Néanmoins, bon nombre de ses difficultés ne pouvaient être résolues par l’université des Antilles et de la Guyane elle-même et appelaient une intervention du législateur. Votre projet de loi répond à cette nécessité, madame la ministre, en proposant de réformer l’organisation et le fonctionnement de nos établissements d’enseignement supérieur. En effet, c’est bien l’absence d’autonomie qui, jusqu’à présent, les a privés de leur capacité d’initiative, de leur vitalité et d’une réelle efficacité non seulement pour adapter la formation aux besoins de nos économies, mais encore pour soutenir et promouvoir la recherche. Votre projet de loi libère ces énergies et donne à nos universités les moyens de devenir plus réactives et plus modernes. Il faut en faire de véritables pôles d’excellence et de compétitivité dans leur environnement régional.
Toutefois, ces dispositions ne pouvaient s’appliquer sans une adaptation de la loi à la situation particulière des universités d’outre-mer. Il est apparu nécessaire de mener une concertation avec l’ensemble des parties concernées, notamment les départements et les régions d’outre-mer ainsi que l’université des Antilles et de la Guyane, pour envisager les adaptations aux spécificités de cette université et la rendre pleinement opérationnelle. Conscient de ces difficultés réelles, le Gouvernement a donc fait adopter par la Haute assemblée un amendement l’autorisant, sur le fondement de l’article 73 de la Constitution, à agir par voie d’ordonnance dans un délai de six mois pour adapter la loi à ces particularités et organiser les consultations nécessaires.
L’ordonnance à venir ne portera que sur l’adaptation du titre II, consacré à la gouvernance de l’université. Or d’autres dispositions de la loi sont difficilement applicables à l’outre-mer. Je pense notamment à celle qui concerne le comité de sélection prévu dans le titre III. Actuellement, les commissions de spécialistes, auxquelles va se substituer le comité de sélection, doivent comporter au moins un tiers de membres extérieurs. Cette règle contraint déjà l’UAG à financer le déplacement depuis la métropole de ces membres extérieurs, ce qui représente chaque année une dépense substantielle. Il a pu arriver, en outre, que ceux-ci ne se déplacent pas jusqu’aux Antilles et en Guyane, sans que leur absence empêche pour autant les recrutements, puisqu’au moins deux tiers des membres des commissions appartenant à l’UAG étaient sur place.
Or le projet de loi tel qu’adopté par le Sénat pourrait conduire à aggraver la situation au sein de l’UAG. Tout d’abord, l’article 21 dispose que le comité de sélection doit être composé pour moitié au moins de membres extérieurs à l’université, ce qui augmenterait très significativement les frais de déplacement acquittés par l’UAG lors des recrutements. Ensuite, il existe un risque non négligeable que, comme par le passé, les membres extérieurs ne fassent pas toujours le déplacement. Or l’article 21 posant pour règle que la moitié au moins des membres présents devra être extérieure à l’université pour que le comité siège valablement, celui-ci pourrait se trouver dans l’impossibilité de délibérer et donc de recruter.

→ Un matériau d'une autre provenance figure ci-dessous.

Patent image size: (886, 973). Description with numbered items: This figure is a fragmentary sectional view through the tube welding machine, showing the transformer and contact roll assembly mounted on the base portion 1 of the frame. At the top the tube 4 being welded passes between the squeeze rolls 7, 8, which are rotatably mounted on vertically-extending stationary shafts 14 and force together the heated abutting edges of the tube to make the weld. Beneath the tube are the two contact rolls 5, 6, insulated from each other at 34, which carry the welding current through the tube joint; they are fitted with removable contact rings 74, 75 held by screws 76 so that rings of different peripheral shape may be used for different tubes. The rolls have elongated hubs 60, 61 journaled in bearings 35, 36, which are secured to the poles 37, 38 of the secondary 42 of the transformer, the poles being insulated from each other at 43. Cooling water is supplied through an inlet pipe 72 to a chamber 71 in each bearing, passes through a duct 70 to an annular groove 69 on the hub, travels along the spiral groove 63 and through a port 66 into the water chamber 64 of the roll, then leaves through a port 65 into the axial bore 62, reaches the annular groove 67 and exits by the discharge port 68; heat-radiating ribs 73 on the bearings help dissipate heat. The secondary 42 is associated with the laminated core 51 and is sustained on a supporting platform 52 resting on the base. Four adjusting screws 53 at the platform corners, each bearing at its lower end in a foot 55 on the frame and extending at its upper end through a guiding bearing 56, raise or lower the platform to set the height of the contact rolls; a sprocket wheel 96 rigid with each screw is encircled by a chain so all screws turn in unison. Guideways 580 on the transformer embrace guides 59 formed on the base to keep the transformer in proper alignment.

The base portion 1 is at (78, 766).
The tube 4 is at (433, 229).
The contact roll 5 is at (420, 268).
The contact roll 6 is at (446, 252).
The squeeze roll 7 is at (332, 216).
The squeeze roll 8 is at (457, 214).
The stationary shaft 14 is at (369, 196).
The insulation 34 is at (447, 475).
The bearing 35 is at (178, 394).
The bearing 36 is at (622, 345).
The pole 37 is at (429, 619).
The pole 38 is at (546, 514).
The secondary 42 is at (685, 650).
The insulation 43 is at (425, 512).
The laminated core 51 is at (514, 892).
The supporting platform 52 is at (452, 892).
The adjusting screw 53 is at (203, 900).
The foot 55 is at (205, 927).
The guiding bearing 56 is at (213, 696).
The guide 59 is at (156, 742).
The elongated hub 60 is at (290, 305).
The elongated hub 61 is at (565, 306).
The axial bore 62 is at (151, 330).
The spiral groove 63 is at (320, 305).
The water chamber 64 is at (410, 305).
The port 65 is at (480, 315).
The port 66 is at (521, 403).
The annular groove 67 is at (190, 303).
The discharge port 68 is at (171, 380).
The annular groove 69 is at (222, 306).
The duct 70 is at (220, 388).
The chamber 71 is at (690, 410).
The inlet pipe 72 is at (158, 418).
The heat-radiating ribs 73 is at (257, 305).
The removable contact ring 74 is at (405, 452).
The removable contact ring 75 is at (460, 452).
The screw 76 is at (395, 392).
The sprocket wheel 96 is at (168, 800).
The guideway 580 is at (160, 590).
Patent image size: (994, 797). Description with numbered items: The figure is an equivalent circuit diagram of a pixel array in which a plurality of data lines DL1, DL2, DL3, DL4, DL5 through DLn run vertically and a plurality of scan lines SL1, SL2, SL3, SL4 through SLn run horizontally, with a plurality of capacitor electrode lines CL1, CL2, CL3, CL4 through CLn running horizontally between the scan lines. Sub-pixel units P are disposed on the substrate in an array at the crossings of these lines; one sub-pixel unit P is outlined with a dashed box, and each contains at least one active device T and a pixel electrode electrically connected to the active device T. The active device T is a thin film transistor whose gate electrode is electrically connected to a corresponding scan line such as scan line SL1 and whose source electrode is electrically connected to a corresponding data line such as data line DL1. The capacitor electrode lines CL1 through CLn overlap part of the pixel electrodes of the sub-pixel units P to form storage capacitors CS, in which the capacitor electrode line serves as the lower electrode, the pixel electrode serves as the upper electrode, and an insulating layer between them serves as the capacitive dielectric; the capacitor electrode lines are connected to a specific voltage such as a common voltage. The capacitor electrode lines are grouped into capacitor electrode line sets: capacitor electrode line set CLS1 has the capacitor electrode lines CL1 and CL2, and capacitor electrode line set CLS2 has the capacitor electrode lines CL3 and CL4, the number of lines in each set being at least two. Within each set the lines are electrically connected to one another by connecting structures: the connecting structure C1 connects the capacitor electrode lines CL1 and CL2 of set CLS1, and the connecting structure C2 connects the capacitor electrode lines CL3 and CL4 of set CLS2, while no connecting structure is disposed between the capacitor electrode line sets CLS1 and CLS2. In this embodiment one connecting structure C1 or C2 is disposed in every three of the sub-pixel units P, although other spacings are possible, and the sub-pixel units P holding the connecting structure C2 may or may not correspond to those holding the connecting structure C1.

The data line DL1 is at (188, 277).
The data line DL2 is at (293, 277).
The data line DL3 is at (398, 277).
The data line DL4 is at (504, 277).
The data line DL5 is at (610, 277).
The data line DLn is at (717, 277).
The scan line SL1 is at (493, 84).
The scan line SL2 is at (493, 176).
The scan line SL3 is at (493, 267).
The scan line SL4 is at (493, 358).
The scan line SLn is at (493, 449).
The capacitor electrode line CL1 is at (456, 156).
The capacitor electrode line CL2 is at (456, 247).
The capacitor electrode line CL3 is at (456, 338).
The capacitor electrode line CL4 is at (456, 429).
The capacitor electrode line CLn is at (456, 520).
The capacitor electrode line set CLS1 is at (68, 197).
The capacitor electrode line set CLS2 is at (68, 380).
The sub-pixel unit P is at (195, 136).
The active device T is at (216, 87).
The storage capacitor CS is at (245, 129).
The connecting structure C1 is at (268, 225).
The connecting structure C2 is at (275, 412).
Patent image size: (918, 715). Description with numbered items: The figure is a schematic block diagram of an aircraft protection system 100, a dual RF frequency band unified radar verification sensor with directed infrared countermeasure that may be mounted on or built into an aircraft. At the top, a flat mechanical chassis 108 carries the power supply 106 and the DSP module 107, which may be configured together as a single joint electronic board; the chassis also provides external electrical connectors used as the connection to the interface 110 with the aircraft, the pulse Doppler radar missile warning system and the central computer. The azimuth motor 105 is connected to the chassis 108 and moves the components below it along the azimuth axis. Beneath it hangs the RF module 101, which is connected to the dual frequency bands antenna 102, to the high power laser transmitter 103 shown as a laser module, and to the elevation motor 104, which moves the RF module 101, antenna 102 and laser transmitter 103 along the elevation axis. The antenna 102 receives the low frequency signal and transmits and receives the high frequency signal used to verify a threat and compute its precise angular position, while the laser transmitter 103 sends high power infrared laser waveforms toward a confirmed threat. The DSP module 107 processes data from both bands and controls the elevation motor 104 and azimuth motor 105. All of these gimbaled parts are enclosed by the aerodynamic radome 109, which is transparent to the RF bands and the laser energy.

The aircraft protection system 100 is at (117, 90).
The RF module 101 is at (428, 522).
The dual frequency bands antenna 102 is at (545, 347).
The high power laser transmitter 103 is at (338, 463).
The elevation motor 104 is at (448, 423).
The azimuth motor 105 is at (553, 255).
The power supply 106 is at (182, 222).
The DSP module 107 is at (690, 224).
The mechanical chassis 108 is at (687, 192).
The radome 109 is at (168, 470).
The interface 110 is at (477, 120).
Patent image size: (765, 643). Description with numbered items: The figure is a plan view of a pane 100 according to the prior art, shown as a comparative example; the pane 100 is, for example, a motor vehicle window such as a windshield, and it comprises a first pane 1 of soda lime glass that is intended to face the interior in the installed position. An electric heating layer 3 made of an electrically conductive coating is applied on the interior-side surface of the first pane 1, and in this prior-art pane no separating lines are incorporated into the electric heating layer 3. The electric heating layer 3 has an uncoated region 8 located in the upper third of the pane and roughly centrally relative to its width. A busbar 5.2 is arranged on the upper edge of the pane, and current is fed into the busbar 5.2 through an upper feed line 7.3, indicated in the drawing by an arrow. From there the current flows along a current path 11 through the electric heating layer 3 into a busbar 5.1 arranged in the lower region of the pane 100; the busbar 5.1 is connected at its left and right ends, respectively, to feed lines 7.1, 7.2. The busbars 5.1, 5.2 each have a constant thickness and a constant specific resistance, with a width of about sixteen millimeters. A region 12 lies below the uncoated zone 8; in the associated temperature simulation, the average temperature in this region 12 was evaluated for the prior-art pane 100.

Pour que votre projet de loi n’aille pas à l’encontre du souci de réactivité des universités qui inspire votre réforme, il me paraît indispensable que l’ordonnance à venir voie son champ d’application étendu au moins au titre III de la loi. Nous n’avons pas, comme nous l’aurions souhaité, la possibilité de présenter un amendement en ce sens. Seul le Gouvernement le peut. C’est pourquoi je sollicite votre engagement sur ce point. Le député-maire de Fort-de-France, qui nous rejoindra tout à l’heure et avec lequel je travaille au sein de la communauté d’agglomération du centre de la Martinique, défendra lui-même des amendements sur ce sujet.
J’espère, madame la ministre, que ma demande sera entendue, ce qui me donnerait toutes les raisons de voter ce texte dont l’importance n’aura échappé à personne. (Applaudissements sur les bancs du groupe de l’Union pour un mouvement populaire.)
Il est, certes, urgent de rénover une législation qui a plus de vingt ans, mais il est tout aussi urgent de donner des moyens suffisants et adéquats aux universités qui assurent outre-mer une mission de service public qui ne se limite pas à la formation générale. En effet, l’université des Antilles et de la Guyane, forte de ses 13 117 étudiants et de ses formations en médecine, géographie, histoire, chimie, mathématiques, informatique, langues, littérature étrangère, droit et sciences économiques notamment, assume déjà et de manière importante une mission fondamentale de préparation des jeunes à l’emploi et à une insertion professionnelle plus valorisante.
Ces deux missions complémentaires font de l’université Antilles-Guyane un bâtisseur d’avenir et un partenaire incontournable de la mobilisation générale pour assurer un meilleur accès à l’emploi des jeunes. Il importe donc qu’elle fonctionne de façon ouverte, en tenant compte des demandes et des besoins de notre économie et de notre société.
L’UAG fait de l’environnement caribéen un atout. En incluant dans sa mission de service public les dimensions de coopération et de codéveloppement, elle tisse en effet des liens avec les universités de la Caraïbe, où elle favorise l’implantation du savoir-faire français, qui peut apporter des solutions à la régulation des flux migratoires en aidant les pays voisins à élaborer des projets de développement durable.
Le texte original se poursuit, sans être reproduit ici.